2.4.2. Die Wortfolge "Personenanzahl der Liegenschaft" in §15 erster Satz der Abfuhrordnung der Gemeinde Rohr bei Hartberg ist unter Heranziehung sämtlicher Interpretationsmethoden sowie der im Steiermärkischen Abfallwirtschaftsgesetzes 2004 vorgesehenen Determinanten einer Auslegung zugänglich. Das Landesverwaltungsgericht Steiermark übersieht, dass die Abfallgebühr eine Benützungsgebühr iSd §15 FAG 2008 ist (vgl. §13 Abs5 StAWG) und daher die Vorschreibung einer verbrauchsunabhängigen Grundgebühr den Umstand berücksichtigt, dass die Bereitstellung und Aufrechterhaltung von Einrichtungen zur Abfallentsorgung Kosten verursacht, die unabhängig davon sind, ob bzw. in welchem Ausmaß Müll tatsächlich von der Gemeinde entsorgt wird. Damit sind in die Berechnung der Grundgebühr nach §15 der Abfuhrordnung der Gemeinde Rohr bei Hartberg all jene Personen einzubeziehen, die – bezogen auf eine bestimmte Liegenschaft – typischerweise an der Entstehung von Müll beteiligt sind oder sein können. Dementsprechend stellt eine an die "Personenanzahl der Liegenschaft" anknüpfende Berechnung der Grundgebühr nach der Rechtsprechung des Verwaltungsgerichtshofes nicht etwa auf die Haushaltsgrößen der auf der Liegenschaft bestehenden Haushalte, sondern auf die der Liegenschaft zuordenbare Personenanzahl ab (vgl. VwGH 28.2.2011, 2007/17/0104).
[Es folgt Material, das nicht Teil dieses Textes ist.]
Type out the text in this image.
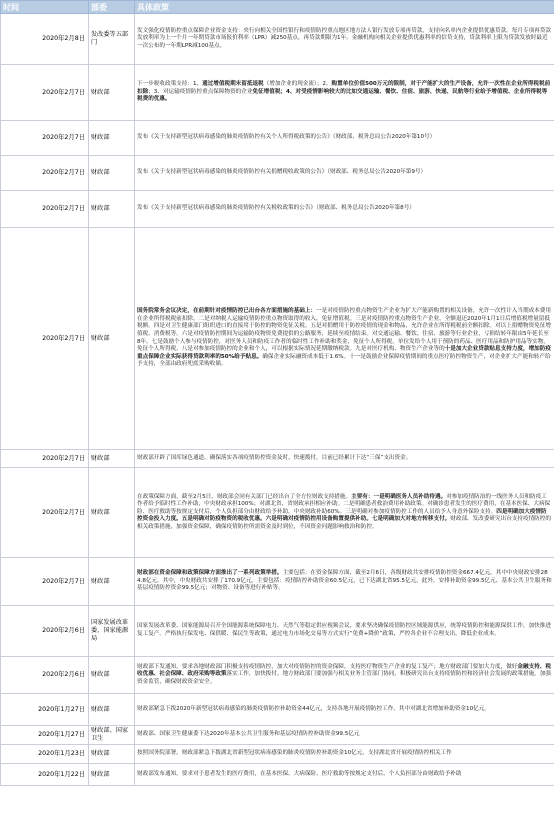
时间	部委	具体政策
2020年2月8日	发改委等五部门	发文强化疫情防控重点保障企业资金支持：央行向相关全国性银行和疫情防控重点地区地方法人银行发放专项再贷款，支持向名单内企业提供优惠贷款。每月专项再贷款发放利率为上一个月一年期贷款市场报价利率（LPR）减250基点。再贷款期限为1年。金融机构向相关企业提供优惠利率的信贷支持，贷款利率上限为贷款发放时最近一次公布的一年期LPR减100基点。
2020年2月7日	财政部	下一步税收政策支持：1、通过增值税期末留抵退税（增加企业的现金流）；2、购置单位价值500万元的限制，对于产能扩大的生产设备，允许一次性在企业所得税税前扣除；3、对运输疫情防控重点保障物资的企业免征增值税；4、对受疫情影响较大的比如交通运输、餐饮、住宿、旅游、快递、民航等行业给予增值税、企业所得税等税费的优惠。
2020年2月7日	财政部	发布《关于支持新型冠状病毒感染的肺炎疫情防控有关个人所得税政策的公告》（财政部、税务总局公告2020年第10号）
2020年2月7日	财政部	发布《关于支持新型冠状病毒感染的肺炎疫情防控有关捐赠税收政策的公告》（财政部、税务总局公告2020年第9号）
2020年2月7日	财政部	发布《关于支持新型冠状病毒感染的肺炎疫情防控有关税收政策的公告》（财政部、税务总局公告2020年第8号）
2020年2月7日	财政部	国务院常务会议决定，在前期针对疫情防控已出台各方面措施的基础上：一是对疫情防控重点物资生产企业为扩大产能新购置的相关设备，允许一次性计入当期成本费用在企业所得税税前扣除。二是对纳税人运输疫情防控重点物资取得的收入，免征增值税。三是对疫情防控重点物资生产企业，全额退还2020年1月1日后增值税增量留抵税额。四是对卫生健康部门组织进口的直接用于防控的物资免征关税。五是对捐赠用于防控疫情的现金和物品，允许企业在所得税税前全额扣除。对以上捐赠物资免征增值税、消费税等。六是对疫情防控期间为运输防疫物资免费提供的公路服务，延续至疫情结束。对交通运输、餐饮、住宿、旅游等行业企业，亏损结转年限由5年延长至8年。七是鼓励个人参与疫情防控，对医务人员和防疫工作者的临时性工作补助和奖金，免征个人所得税。单位发给个人用于预防的药品、医疗用品和防护用品等实物，免征个人所得税。八是对参加疫情防控的企业和个人，可以根据实际情况延期缴纳税款。九是对医疗机构、物资生产企业等的十是加大企业贷款贴息支持力度，增加防疫重点保障企业实际获得贷款利率的50%给予贴息。确保企业实际融资成本低于1.6%。十一是鼓励企业保障疫情期间的重点医疗防控物资生产，对企业扩大产能和转产给予支持，全部由政府兜底采购收储。
2020年2月7日	财政部	财政部开辟了国库绿色通道，确保落实各项疫情防控资金及时、快速拨付，目前已经累计下达“三保”支出资金。
2020年2月7日	财政部	在政策保障方面，截至2月5日，财政部会同有关部门已经出台了全方位财政支持措施。主要有：一是明确医务人员补助待遇。对参加疫情防治的一线医务人员和防疫工作者给予临时性工作补助，中央财政承担100%；对湖北省，省财政承担相应补助。二是明确患者救治费用补助政策。对确诊患者发生的医疗费用，在基本医保、大病保险、医疗救助等按规定支付后，个人负担部分由财政给予补助，中央财政补助60%。三是明确对参加疫情防控工作的人员给予人身意外保险支持。四是明确加大疫情防控资金投入力度。五是明确对防疫物资的税收优惠。六是明确对疫情防控用设备购置提供补助。七是明确加大对地方转移支付。财政部、发改委研究出台支持疫情防控的相关政策措施，加强资金保障，确保疫情防控所需资金及时到位，不因资金问题影响救治和防控。
2020年2月7日	财政部	财政部在资金保障和政策保障方面推出了一系列政策举措。主要包括：在资金保障方面，截至2月6日，各级财政共安排疫情防控资金667.4亿元，其中中央财政安排284.8亿元。其中，中央财政共安排了170.9亿元。主要包括：疫情防控补助资金60.5亿元，已下达湖北省95.5亿元，此外，安排补助资金99.5亿元、基本公共卫生服务和基层疫情防控资金99.5亿元；对物资、设备等进行补贴等。
2020年2月6日	国家发展改革委、国家能源局	国家发展改革委、国家能源局召开全国能源系统保障电力、天然气等稳定供应视频会议，要求坚决确保疫情防控区域能源供应，统筹疫情防控和能源保供工作，加快推进复工复产。严格执行保发电、保供暖、保民生等政策，通过电力市场化交易等方式实行“免费+降价”政策，严控各企业不合理支出，降低企业成本。
2020年2月6日	财政部	财政部下发通知，要求各地财政部门积极支持疫情防控，加大对疫情防控的资金保障，支持医疗物资生产企业的复工复产；地方财政部门要加大力度，做好金融支持、税收优惠、社会保障、政府采购等政策落实工作，加快拨付。地方财政部门要加强与相关业务主管部门协同，积极研究出台支持疫情防控和经济社会发展的政策措施，加强资金监管，确保财政资金安全。
2020年1月27日	财政部	财政部紧急下拨2020年新型冠状病毒感染的肺炎疫情防控补助资金44亿元，支持各地开展疫情防控工作，其中对湖北省增加补助资金10亿元。
2020年1月27日	财政部、国家卫生	财政部、国家卫生健康委下达2020年基本公共卫生服务和基层疫情防控补助资金99.5亿元
2020年1月23日	财政部	按照国务院部署，财政部紧急下拨湖北省新型冠状病毒感染的肺炎疫情防控补助资金10亿元，支持湖北省开展疫情防控相关工作
2020年1月22日	财政部	财政部发布通知，要求对于患者发生的医疗费用，在基本医保、大病保险、医疗救助等按规定支付后，个人负担部分由财政给予补助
§15 der Abfuhrordnung der Gemeinde Rohr bei Hartberg verstößt daher nicht gegen das Bestimmtheitsgebot nach Art18 B‑VG.
V. Ergebnis
1. Die ob der Verfassungsmäßigkeit des §15 der Abfuhrordnung der Gemeinde Rohr bei Hartberg erhobenen Bedenken treffen nicht zu. Der Antrag ist daher abzuweisen.
2. Diese Entscheidung konnte gemäß §19 Abs4 VfGG ohne mündliche Verhandlung in nichtöffentlicher Sitzung getroffen werden.
3. Der verordnungserlassenden Behörde sind die für die abgegebene Äußerung begehrten Kosten nicht zuzusprechen, weil es im Falle eines auf Antrag eines Gerichtes eingeleiteten Normenprüfungsverfahrens Sache des antragstellenden Gerichtes ist, über allfällige Kostenersatzansprüche nach den für sein Verfahren geltenden Vorschriften zu erkennen (zB VfSlg 19.019/2010 mwN).